Laura May Abraham [Booker] Comes to Olympia – By Stephen Charak

Andrew and I lived in Hurley, Wisconsin in the deep, dark of the coldest winter—it was like the Arctic Circle. I was from San Diego, the land of barren hills and brown grass. Hurley was a radical shock for me, culturally and geographically. But we saw on CBS First Tuesday about Evergreen. On national television, we saw people having seminars in the woods. We said, “Wow! Olympia must be a neat place—let’s go there.”  That’s why we moved here. We knew not a soul, but the feeling that was implied in the network TV show was that kind of “at The Evergreen State College, the president and the janitor danced together.”
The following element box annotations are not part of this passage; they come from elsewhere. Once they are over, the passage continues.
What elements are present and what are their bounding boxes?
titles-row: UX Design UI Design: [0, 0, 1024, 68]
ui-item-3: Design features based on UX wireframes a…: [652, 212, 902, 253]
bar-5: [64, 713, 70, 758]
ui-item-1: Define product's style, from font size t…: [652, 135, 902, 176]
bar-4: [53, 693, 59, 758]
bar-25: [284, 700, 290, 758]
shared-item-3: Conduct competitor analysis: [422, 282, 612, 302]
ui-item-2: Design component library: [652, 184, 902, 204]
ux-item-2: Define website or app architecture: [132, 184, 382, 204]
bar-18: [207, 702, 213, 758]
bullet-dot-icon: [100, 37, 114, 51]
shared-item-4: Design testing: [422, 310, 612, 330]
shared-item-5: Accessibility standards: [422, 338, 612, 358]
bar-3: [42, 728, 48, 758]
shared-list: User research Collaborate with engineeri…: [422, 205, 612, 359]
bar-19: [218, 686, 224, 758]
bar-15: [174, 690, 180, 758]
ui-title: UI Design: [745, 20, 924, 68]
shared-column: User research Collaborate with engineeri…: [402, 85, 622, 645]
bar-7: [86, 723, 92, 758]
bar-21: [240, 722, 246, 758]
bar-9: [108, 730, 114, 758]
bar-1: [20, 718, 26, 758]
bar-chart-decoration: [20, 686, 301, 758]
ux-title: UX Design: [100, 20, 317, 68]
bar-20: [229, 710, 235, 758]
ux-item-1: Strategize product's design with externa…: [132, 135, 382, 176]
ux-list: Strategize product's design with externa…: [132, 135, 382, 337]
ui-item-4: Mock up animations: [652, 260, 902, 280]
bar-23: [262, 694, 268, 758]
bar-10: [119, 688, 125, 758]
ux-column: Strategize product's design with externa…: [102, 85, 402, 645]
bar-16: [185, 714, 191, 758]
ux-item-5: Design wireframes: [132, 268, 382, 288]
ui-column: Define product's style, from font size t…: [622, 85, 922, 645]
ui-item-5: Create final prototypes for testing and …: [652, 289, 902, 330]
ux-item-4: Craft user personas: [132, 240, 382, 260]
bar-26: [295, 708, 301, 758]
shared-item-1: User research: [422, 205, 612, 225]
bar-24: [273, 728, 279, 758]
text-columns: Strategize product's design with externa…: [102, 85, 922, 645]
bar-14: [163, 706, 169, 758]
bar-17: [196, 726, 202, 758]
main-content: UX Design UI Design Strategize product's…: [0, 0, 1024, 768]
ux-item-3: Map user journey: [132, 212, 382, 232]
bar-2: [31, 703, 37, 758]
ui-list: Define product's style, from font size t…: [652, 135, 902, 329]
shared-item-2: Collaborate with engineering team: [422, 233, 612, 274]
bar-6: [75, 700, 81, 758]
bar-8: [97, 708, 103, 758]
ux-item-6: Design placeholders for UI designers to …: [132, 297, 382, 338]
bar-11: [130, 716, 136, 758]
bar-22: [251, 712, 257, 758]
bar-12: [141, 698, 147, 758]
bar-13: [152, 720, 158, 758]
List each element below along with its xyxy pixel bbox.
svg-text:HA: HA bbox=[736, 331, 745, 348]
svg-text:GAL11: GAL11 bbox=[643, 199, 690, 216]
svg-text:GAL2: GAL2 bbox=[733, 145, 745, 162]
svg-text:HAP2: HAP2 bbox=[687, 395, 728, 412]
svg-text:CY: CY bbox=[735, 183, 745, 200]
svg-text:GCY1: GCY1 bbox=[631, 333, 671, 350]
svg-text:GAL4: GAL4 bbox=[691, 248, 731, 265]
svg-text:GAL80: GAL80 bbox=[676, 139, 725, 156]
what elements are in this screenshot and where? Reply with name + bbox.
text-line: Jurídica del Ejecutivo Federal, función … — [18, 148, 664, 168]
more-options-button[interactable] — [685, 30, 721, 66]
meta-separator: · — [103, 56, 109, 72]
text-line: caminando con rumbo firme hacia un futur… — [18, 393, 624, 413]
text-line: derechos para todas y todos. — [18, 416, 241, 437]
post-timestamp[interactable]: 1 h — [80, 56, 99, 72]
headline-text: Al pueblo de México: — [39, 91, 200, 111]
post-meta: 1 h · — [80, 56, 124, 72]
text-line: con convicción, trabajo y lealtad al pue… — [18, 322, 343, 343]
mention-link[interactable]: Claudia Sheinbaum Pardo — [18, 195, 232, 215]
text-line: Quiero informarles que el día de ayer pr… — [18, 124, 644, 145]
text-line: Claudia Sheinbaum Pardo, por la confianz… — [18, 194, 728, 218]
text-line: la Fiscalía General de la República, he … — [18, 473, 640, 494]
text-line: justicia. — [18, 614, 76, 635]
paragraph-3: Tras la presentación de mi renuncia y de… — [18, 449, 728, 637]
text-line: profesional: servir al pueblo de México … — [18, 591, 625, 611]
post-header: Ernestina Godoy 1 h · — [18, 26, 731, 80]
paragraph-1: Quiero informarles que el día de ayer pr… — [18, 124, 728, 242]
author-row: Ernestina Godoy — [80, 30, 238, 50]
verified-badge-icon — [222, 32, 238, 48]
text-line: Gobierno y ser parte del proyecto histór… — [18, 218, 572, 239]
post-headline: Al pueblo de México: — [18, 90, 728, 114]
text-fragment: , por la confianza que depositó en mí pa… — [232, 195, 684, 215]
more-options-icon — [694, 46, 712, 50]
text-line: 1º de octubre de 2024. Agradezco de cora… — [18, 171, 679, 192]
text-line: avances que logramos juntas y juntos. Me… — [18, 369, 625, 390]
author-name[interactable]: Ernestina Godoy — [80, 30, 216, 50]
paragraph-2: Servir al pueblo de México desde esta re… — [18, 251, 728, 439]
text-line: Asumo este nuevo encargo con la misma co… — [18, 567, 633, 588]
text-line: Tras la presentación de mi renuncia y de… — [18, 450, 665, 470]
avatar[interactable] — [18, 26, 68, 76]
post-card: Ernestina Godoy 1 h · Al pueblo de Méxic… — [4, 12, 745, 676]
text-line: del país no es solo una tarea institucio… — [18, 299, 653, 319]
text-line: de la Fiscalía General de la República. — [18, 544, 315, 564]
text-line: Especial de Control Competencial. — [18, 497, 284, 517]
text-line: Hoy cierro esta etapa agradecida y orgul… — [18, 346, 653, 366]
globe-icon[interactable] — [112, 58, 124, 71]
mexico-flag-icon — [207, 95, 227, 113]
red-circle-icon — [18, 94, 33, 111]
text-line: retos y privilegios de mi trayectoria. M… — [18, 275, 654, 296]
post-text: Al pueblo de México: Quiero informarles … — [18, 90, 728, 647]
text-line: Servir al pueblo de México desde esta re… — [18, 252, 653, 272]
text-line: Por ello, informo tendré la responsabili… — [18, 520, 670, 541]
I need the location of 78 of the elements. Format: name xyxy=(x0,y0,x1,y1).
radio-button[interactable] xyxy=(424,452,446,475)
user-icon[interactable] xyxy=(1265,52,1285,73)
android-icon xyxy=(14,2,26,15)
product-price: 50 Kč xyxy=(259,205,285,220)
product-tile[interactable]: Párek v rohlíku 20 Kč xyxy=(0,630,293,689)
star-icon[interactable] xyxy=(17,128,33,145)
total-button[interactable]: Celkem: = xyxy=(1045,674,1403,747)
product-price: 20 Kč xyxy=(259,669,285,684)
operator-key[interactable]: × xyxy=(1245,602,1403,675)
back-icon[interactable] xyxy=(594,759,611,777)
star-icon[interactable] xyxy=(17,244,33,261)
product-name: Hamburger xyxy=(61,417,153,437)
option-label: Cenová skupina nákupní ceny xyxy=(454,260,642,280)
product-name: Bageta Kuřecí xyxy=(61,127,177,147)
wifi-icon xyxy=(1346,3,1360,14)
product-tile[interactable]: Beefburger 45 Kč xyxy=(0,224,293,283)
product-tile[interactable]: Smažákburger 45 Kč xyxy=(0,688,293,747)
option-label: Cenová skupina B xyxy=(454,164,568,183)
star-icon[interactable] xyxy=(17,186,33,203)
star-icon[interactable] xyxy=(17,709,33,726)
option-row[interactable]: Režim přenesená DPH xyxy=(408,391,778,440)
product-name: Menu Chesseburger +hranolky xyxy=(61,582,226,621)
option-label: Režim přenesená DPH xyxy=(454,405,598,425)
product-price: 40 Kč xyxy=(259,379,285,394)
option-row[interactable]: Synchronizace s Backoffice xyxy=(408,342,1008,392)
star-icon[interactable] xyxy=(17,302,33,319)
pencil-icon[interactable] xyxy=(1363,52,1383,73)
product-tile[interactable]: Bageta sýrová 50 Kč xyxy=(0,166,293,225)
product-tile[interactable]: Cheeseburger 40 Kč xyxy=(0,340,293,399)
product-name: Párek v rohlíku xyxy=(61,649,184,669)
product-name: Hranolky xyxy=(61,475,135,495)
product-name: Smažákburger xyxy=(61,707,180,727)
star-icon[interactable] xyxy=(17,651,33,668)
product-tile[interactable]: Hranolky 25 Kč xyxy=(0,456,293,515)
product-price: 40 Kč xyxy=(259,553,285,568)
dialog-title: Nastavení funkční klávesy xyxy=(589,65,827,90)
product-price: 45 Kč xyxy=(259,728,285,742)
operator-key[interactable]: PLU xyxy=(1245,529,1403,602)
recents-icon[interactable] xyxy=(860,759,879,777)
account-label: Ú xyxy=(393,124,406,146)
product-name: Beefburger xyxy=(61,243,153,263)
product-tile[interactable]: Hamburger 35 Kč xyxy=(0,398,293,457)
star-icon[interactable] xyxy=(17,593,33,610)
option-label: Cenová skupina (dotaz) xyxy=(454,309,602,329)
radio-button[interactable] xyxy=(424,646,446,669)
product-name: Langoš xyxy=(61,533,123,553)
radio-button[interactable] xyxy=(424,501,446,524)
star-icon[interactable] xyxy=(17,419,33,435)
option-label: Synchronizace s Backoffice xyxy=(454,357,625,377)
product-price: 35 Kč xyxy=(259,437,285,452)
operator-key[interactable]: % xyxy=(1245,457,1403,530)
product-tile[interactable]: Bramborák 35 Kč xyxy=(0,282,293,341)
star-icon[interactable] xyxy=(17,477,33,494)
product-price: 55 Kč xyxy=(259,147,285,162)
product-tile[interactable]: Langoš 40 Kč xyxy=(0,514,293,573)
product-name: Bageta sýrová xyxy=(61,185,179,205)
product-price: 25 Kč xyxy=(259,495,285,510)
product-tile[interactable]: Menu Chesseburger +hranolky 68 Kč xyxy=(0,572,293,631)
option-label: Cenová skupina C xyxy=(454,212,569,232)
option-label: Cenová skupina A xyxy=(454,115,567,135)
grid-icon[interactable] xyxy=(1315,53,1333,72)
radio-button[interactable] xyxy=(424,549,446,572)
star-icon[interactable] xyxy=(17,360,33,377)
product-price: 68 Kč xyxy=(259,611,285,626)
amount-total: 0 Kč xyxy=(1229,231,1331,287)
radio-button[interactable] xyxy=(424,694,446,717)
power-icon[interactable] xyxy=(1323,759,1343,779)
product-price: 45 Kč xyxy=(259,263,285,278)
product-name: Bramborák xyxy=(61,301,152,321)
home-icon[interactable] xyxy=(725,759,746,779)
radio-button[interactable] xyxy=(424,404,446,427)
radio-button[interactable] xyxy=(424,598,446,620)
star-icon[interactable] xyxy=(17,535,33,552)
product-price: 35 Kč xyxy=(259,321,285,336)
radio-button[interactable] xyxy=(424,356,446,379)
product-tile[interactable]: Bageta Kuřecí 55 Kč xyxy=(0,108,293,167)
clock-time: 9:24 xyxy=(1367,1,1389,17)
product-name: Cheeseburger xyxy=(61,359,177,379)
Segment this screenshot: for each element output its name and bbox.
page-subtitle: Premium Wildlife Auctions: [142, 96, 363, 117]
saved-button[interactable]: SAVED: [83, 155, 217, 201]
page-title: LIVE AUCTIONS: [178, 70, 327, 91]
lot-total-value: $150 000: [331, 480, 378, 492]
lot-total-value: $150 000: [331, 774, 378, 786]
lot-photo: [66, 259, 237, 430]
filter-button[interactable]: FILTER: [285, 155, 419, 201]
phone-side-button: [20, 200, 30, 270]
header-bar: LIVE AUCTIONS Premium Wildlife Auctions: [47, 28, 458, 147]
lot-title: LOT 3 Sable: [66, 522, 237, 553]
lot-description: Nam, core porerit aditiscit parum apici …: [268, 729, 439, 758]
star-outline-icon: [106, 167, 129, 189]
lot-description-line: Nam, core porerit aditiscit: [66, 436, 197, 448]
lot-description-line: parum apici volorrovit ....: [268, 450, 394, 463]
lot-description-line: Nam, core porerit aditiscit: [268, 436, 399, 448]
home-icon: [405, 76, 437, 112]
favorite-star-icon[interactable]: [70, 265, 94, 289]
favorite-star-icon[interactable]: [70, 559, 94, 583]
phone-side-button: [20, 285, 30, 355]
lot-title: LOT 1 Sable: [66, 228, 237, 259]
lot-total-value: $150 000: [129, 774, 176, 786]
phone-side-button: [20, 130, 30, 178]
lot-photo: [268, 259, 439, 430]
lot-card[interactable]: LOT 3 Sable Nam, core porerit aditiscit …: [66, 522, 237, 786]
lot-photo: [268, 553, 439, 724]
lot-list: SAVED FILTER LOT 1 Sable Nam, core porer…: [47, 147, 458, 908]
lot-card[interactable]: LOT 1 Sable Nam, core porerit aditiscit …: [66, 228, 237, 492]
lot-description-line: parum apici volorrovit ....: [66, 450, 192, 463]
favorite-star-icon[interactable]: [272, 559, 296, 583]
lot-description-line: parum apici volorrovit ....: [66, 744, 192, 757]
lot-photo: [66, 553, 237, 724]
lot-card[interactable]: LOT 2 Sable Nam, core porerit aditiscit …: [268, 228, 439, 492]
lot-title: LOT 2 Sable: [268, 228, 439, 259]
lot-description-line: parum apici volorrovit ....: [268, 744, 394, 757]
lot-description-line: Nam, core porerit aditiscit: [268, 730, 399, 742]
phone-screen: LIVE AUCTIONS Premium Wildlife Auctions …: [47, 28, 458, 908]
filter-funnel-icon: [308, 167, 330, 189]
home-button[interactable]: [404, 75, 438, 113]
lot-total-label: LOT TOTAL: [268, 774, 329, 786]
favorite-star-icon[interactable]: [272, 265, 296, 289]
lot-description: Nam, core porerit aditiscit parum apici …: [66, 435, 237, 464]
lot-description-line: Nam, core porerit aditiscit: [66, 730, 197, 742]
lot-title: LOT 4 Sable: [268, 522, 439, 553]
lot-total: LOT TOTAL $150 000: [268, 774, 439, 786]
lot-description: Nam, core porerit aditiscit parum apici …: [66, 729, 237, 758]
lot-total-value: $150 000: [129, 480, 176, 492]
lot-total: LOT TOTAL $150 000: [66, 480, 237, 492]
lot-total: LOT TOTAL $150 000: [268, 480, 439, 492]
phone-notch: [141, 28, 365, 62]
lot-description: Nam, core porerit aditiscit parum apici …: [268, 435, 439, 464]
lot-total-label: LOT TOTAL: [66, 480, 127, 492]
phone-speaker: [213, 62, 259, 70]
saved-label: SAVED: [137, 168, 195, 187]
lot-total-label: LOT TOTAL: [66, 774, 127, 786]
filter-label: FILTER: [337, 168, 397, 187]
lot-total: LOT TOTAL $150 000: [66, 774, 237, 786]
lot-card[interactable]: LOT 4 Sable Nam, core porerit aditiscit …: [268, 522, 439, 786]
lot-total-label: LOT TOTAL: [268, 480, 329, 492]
Laura May Abraham [Booker] and Food Co-ops – By Stephen Charak

We had searched diligently for a place to go. Next we moved to the corner of Fifth Avenue and Jefferson downtown. There’s an empty lot at that corner now [in 1988]. There was a funky, old, two story dilapidated green apartment building on the corner and a woman real estate agent . . . showed us this apartment building. We asked if we could put a store there. She said, “You could do anything here. You could sell babies out the back door.” I never forgot that. 

Laura May Abraham [Booker] and the Rainbow Grocery/Restaurant – By Stephen Charak

They said, “Hey Laura May, there’s a grocery store for sale across the street.” I said, “What do I want a grocery store for?” Still, [I] went to look at the store. We looked in the windows, and boy was it a dive. It was a cigarette and beer stop. The drunks would stumble between Ben Moore’s and the Angelus Hotel. But still, it was a functional grocery store. Andrew had the background of being raised in [the grocery] business. His mother had a place in Hurley, Wisconsin, close to the shore of Lake Superior since 1940. And I had the experience of being the manager of a Food Co-op. So this vacant grocery store presented a great opportunity . . . I thought this was a really privileged position to be in, maintaining this old corner grocery store in the heart of town.